A convincing performance overall, then, to which the only proviso might be the intrinsic qualities of Hope’s playing: not that his technique is at fault, but there remains something about his sound that detracts from the conviction of his music-making. This is, of course, a subjective response and others no doubt feel differently.
On to Shostakovich, and an account of the Tenth Symphony (1953) that was something akin to a tale of two halves.

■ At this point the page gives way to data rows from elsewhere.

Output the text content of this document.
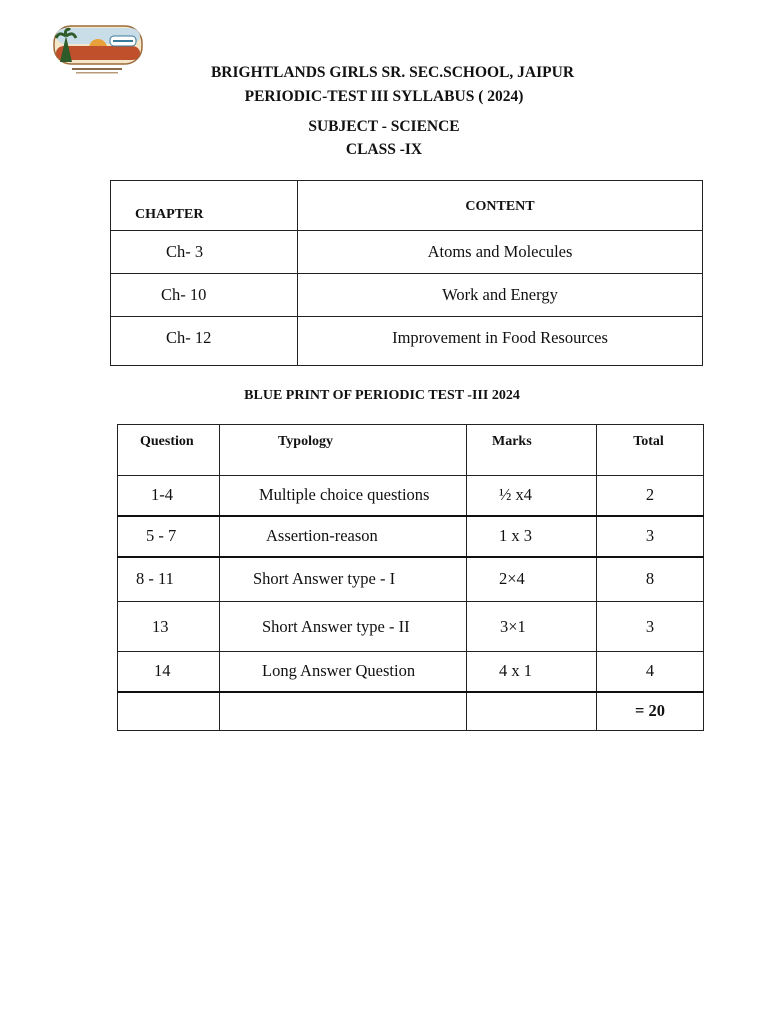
BRIGHTLANDS GIRLS SR. SEC.SCHOOL, JAIPUR
PERIODIC-TEST III SYLLABUS ( 2024)
SUBJECT - SCIENCE
CLASS -IX
CHAPTER	CONTENT
Ch- 3	Atoms and Molecules
Ch- 10	Work and Energy
Ch- 12	Improvement in Food Resources
BLUE PRINT OF PERIODIC TEST -III 2024
Question	Typology	Marks	Total
1-4	Multiple choice questions	½ x4	2
5 - 7	Assertion-reason	1 x 3	3
8 - 11	Short Answer type - I	2×4	8
13	Short Answer type - II	3×1	3
14	Long Answer Question	4 x 1	4
			= 20
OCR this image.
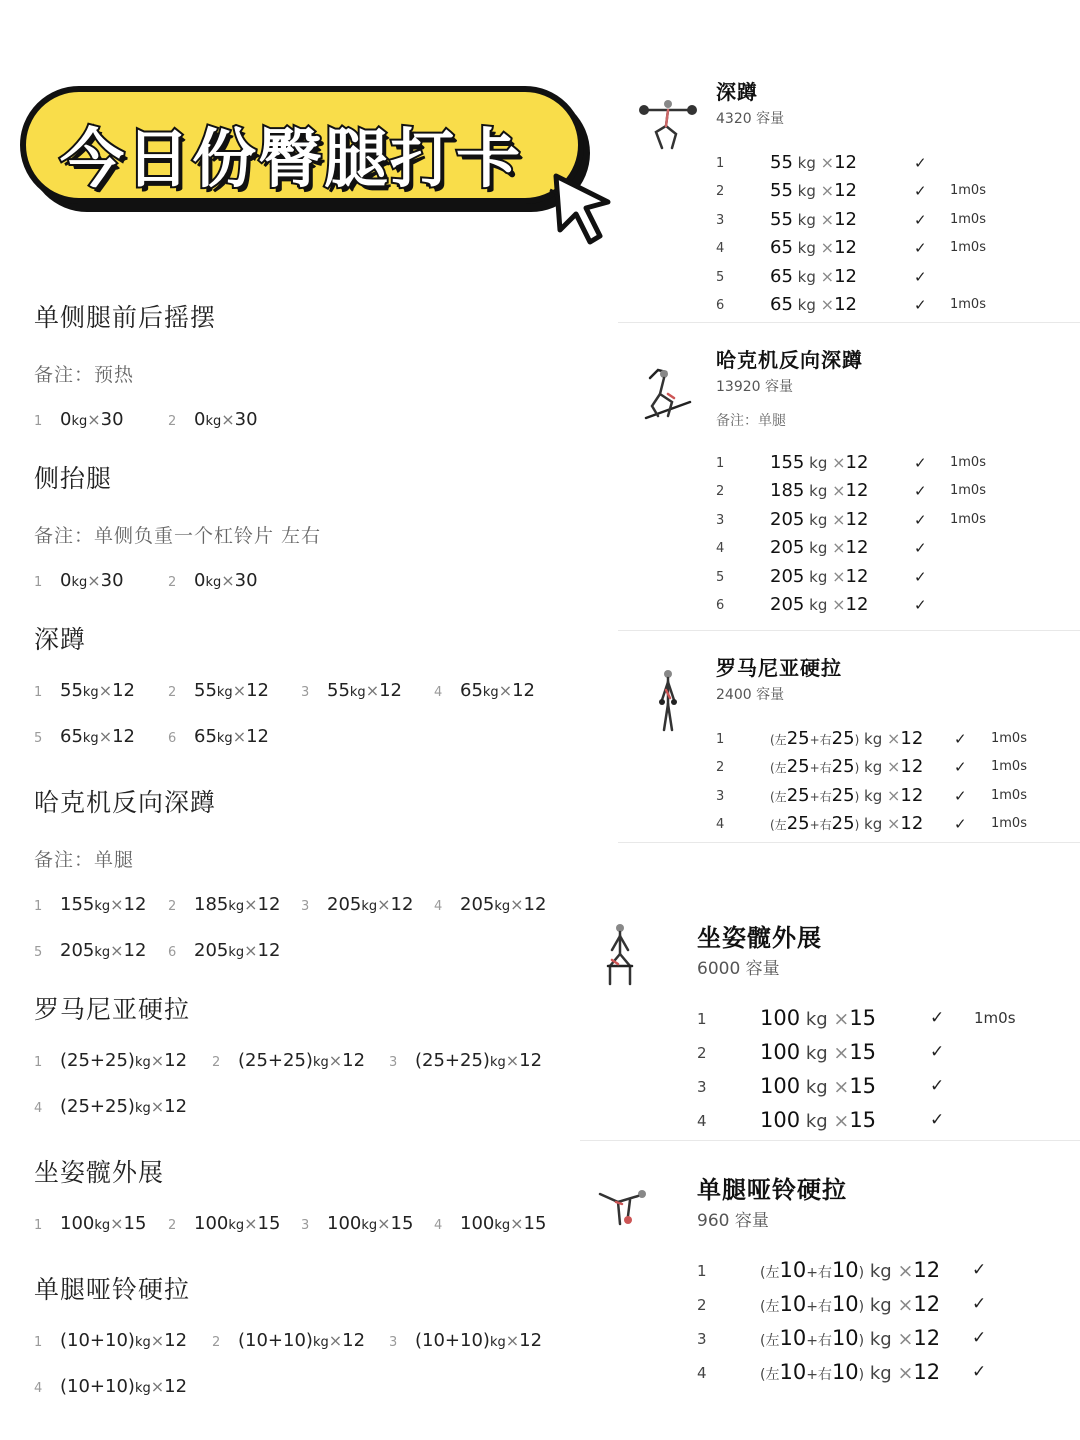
今日份臀腿打卡
单侧腿前后摇摆
备注：预热
1 0kg×30	2 0kg×30
侧抬腿
备注：单侧负重一个杠铃片 左右
1 0kg×30	2 0kg×30
深蹲
1 55kg×12	2 55kg×12 3 55kg×12 4 65kg×12
5 65kg×12	6 65kg×12
哈克机反向深蹲
备注：单腿
1 155kg×12 2 185kg×12 3 205kg×12 4 205kg×12
5 205kg×12 6 205kg×12
罗马尼亚硬拉
1 (25+25)kg×12 2 (25+25)kg×12 3 (25+25)kg×12
4 (25+25)kg×12
坐姿髋外展
1 100kg×15 2 100kg×15 3 100kg×15 4 100kg×15
单腿哑铃硬拉
1 (10+10)kg×12 2 (10+10)kg×12 3 (10+10)kg×12
4 (10+10)kg×12
深蹲
4320 容量
1	55 kg ×12	✓
2	55 kg ×12	✓ 1m0s
3	55 kg ×12	✓ 1m0s
4	65 kg ×12	✓ 1m0s
5	65 kg ×12	✓
6	65 kg ×12	✓ 1m0s
哈克机反向深蹲
13920 容量
备注：单腿
1	155 kg ×12	✓ 1m0s
2	185 kg ×12	✓ 1m0s
3	205 kg ×12	✓ 1m0s
4	205 kg ×12	✓
5	205 kg ×12	✓
6	205 kg ×12	✓
罗马尼亚硬拉
2400 容量
1	(左25+右25) kg ×12 ✓ 1m0s
2	(左25+右25) kg ×12 ✓ 1m0s
3	(左25+右25) kg ×12 ✓ 1m0s
4	(左25+右25) kg ×12 ✓ 1m0s
坐姿髋外展
6000 容量
1	100 kg ×15	✓ 1m0s
2	100 kg ×15	✓
3	100 kg ×15	✓
4	100 kg ×15	✓
单腿哑铃硬拉
960 容量
1	(左10+右10) kg ×12 ✓
2	(左10+右10) kg ×12 ✓
3	(左10+右10) kg ×12 ✓
4	(左10+右10) kg ×12 ✓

Gourlay’s tempo for the opening movement seemed a fraction too slow, yet he picked up momentum convincingly as the sombre first theme reaches its initial climax then, after the second theme had been given with just the right degree of ‘edgy lilt’, handled the central culmination – in which the development passes into the reprise at the point of maximum intensity – with real assurance, as also the ruminative recollection of earlier ideas on the way to a stricken but never somnolent coda. After which, the second movement unleashed its anger at an unflagging pace that never obscured the contrapuntal dexterity which simmers just beneath the febrile surface. Whether or not a ‘portrait’ of the recently departed Stalin, it still finds Shostakovich at his most emotionally uninhibited and Gourlay spared nothing in giving this unremittingly violent music its head.
After which, however, the performance faltered notably. While he rightly tackled the third movement as an extended intermezzo than a slow movement per se, Gourlay seemed too anxious to push the music forward – allowing insufficient space for the central section, with its spectral horn-calls and orchestral responses that find this composer at his most subtle tonally, and with a coda that was self-effacing rather than inscrutable. The ruminative Andante introduction to the finale was well handled, save for some overloud oboe playing, then the Allegro moved purposefully from animation to aggression, but the recall of the opening material was too hasty and the peroration – marred by fallible side-drumming and spurious cymbal clashes – was brazen rather than defiant. Working in the Barbican Hall for perhaps the first time cannot be easy, but Gourlay needed to exert greater control over orchestral dynamics so the interpretative virtues of his performance come through.